Abstract: A mushy zone is formed in
the lower part of an ingot by the showering of crystallites from
the top and the free dendritic arms fused and broken from the
dendrites growing on the side mold wall. The zone obstructs the
inclusions to buoy up. In addition, the inclusions buoying to
the upper part of the ingot can be carried down to the bottom by
natural convective flow and trapped by the mushy zone. On the
other hand, an equiaxed crystal zone in the bottom of the steel
ingot results from the crystals coming from the sides and the
growth of crystals caused by heat transfer. An interval from the
beginning of pouring to the time when the velocity of convective
flow becomes too low to carry any inclusions larger than
tolerant ones down to the bottom is defined as critical time.
Then, the size of bottom cone of inclusions is equal to that of
equiaxed crystal zone formed in the critical time.
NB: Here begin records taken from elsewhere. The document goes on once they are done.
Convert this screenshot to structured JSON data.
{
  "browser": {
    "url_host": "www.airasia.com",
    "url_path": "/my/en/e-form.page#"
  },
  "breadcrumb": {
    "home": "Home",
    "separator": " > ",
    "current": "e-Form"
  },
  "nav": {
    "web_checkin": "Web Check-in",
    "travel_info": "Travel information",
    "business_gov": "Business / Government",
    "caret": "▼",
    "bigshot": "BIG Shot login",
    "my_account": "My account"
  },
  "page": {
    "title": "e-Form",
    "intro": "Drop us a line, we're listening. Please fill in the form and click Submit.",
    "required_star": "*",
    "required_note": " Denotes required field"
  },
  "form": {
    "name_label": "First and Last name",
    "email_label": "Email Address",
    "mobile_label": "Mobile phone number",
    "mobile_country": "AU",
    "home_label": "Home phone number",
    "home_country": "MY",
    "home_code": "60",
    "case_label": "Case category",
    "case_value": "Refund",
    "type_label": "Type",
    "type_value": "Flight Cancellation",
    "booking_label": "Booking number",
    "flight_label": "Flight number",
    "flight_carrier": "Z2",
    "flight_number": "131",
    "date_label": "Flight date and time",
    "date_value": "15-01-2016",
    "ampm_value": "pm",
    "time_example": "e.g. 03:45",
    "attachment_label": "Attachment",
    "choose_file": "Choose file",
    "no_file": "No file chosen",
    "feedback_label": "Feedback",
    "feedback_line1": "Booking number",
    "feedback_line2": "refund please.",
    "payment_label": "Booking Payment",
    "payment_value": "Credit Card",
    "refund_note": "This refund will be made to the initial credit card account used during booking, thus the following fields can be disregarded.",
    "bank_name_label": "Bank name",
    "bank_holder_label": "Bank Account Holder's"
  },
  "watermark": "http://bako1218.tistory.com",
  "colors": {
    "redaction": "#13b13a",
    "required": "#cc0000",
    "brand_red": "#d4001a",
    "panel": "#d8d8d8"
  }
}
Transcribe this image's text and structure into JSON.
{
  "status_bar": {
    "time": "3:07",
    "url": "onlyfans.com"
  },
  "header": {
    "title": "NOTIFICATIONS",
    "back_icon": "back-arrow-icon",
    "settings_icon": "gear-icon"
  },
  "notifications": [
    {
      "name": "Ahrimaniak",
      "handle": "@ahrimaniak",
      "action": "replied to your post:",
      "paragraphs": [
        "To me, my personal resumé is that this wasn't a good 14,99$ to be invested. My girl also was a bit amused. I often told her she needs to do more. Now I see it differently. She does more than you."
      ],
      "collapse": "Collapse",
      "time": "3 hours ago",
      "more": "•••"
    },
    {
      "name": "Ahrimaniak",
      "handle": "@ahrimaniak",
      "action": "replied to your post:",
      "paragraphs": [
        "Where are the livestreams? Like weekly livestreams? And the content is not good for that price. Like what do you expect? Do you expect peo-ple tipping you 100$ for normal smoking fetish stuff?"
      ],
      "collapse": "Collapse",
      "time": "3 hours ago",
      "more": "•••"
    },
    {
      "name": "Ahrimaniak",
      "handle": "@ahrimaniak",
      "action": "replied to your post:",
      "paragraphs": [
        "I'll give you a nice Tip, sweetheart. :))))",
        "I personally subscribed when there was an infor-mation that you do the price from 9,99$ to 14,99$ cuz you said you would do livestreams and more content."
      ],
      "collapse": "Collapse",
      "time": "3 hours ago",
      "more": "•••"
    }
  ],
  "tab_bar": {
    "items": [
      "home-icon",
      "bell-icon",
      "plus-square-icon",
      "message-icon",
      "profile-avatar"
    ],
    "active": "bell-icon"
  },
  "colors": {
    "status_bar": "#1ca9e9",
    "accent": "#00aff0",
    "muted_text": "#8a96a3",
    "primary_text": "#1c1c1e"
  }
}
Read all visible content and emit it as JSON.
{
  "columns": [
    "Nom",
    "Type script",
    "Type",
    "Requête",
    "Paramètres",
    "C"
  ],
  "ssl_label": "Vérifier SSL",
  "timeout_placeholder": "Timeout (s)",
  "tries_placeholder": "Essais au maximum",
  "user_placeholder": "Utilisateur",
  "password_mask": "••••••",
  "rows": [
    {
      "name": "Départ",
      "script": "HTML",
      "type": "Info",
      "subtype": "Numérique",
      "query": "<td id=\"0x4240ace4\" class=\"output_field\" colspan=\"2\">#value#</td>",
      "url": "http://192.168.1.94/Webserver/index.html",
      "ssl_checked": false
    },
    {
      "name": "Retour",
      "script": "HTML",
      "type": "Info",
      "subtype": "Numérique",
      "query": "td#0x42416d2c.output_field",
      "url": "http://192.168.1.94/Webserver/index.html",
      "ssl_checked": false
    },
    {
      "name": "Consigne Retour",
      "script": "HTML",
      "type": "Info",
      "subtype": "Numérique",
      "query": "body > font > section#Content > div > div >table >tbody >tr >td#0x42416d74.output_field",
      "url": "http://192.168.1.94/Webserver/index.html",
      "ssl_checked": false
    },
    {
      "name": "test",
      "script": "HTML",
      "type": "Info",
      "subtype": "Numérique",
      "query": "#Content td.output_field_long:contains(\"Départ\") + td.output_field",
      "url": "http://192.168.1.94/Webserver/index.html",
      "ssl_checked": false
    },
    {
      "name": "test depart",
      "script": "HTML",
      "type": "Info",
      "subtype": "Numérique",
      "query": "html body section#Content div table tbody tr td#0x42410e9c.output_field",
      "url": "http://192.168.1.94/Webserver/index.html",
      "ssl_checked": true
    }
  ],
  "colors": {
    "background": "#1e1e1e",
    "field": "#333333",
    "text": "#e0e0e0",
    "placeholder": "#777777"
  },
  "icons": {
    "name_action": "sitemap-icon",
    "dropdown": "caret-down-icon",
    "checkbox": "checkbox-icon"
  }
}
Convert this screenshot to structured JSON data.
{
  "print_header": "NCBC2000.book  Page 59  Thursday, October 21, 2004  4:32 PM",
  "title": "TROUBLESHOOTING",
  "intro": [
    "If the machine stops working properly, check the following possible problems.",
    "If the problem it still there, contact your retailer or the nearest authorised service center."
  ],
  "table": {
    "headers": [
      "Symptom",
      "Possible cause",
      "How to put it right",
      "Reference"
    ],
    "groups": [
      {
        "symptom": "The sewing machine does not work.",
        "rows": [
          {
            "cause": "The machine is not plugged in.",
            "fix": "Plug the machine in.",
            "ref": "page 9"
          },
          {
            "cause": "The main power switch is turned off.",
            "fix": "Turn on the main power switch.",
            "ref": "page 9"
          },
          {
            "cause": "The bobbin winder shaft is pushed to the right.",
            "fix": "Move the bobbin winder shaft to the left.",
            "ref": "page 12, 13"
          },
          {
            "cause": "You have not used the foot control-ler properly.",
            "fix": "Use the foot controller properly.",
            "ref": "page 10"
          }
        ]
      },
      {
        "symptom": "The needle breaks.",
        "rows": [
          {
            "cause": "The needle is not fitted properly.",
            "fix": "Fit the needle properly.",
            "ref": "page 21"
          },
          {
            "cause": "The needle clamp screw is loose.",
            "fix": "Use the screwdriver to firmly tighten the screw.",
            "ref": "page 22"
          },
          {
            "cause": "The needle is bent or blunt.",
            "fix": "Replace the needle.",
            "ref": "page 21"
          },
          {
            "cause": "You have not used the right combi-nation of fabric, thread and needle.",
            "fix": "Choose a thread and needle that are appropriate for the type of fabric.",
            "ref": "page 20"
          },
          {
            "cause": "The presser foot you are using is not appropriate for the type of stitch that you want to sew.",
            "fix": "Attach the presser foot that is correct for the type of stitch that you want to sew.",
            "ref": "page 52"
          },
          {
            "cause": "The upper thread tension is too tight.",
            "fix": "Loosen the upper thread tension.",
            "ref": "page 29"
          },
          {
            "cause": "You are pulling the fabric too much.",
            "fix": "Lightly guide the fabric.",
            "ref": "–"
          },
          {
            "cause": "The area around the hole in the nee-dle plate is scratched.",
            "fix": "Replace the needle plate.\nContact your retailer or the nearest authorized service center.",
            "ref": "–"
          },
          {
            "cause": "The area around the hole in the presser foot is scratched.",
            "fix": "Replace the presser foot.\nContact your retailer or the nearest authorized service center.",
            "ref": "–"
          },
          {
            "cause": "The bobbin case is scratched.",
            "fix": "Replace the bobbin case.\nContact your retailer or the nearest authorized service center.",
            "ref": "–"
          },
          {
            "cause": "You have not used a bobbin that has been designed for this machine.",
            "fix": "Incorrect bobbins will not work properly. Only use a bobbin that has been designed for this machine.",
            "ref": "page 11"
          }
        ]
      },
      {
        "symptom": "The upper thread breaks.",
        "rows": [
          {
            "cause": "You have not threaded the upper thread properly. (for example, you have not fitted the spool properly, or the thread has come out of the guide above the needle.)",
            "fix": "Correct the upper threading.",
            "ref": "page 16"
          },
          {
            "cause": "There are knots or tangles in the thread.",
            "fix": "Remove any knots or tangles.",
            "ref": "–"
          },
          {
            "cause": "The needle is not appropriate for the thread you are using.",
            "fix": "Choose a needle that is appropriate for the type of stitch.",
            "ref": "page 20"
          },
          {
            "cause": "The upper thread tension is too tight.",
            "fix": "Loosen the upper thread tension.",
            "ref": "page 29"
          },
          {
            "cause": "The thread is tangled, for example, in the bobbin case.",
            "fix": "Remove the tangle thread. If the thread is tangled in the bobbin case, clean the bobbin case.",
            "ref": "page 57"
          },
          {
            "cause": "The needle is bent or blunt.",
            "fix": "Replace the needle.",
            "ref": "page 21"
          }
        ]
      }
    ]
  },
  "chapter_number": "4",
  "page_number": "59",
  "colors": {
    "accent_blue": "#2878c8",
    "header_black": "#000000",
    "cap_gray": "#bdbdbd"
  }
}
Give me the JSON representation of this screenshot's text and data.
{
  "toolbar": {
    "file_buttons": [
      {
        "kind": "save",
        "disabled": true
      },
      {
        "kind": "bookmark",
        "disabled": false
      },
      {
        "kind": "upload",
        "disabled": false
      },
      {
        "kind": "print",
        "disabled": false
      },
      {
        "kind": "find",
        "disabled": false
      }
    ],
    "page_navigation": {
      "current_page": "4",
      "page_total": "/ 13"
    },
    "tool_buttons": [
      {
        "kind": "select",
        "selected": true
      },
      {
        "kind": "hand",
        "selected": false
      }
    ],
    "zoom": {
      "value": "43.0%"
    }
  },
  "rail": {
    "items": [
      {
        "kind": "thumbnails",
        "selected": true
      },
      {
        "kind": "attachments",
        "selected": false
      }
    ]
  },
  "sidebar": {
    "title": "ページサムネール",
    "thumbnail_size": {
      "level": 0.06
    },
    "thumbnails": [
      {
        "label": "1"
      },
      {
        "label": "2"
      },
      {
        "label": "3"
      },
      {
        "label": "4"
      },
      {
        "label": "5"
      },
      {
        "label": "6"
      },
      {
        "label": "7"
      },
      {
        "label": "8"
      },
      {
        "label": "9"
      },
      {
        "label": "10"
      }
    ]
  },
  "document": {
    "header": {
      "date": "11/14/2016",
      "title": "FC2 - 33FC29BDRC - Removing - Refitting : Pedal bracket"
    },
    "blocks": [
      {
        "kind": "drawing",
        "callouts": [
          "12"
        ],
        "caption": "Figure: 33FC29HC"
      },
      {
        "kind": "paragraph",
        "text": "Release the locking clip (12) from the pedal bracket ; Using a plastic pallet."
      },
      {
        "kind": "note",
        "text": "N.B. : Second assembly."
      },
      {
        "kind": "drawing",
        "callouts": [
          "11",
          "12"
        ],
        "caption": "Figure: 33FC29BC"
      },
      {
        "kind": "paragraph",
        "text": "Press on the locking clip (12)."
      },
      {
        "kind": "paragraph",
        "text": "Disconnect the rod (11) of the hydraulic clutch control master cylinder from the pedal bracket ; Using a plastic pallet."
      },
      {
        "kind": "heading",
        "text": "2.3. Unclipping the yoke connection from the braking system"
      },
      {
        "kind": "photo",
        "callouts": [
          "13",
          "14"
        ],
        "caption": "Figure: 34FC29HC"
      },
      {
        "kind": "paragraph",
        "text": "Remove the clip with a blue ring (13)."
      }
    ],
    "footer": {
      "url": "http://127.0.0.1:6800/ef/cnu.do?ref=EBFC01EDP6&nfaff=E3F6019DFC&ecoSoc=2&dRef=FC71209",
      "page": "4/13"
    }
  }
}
In this paper,
the method for determining critical time was proposed, and the
numerical simulation on the formation of bottom equiaxed crystal
zone was carried out. A 27Cr2Mo1V steel ingot of 68 tons in
weight was studied. From the results of numerical simulation,
the weight ratio of cut tail end to ingot body was 8.11%. This
result corresponds with the weight ratio of 8.8% in production
practice of the same ingot approximately.
Key words:
Chrome-molybdenum steel Steel ingot
casting Inclusion Numerical simulation
|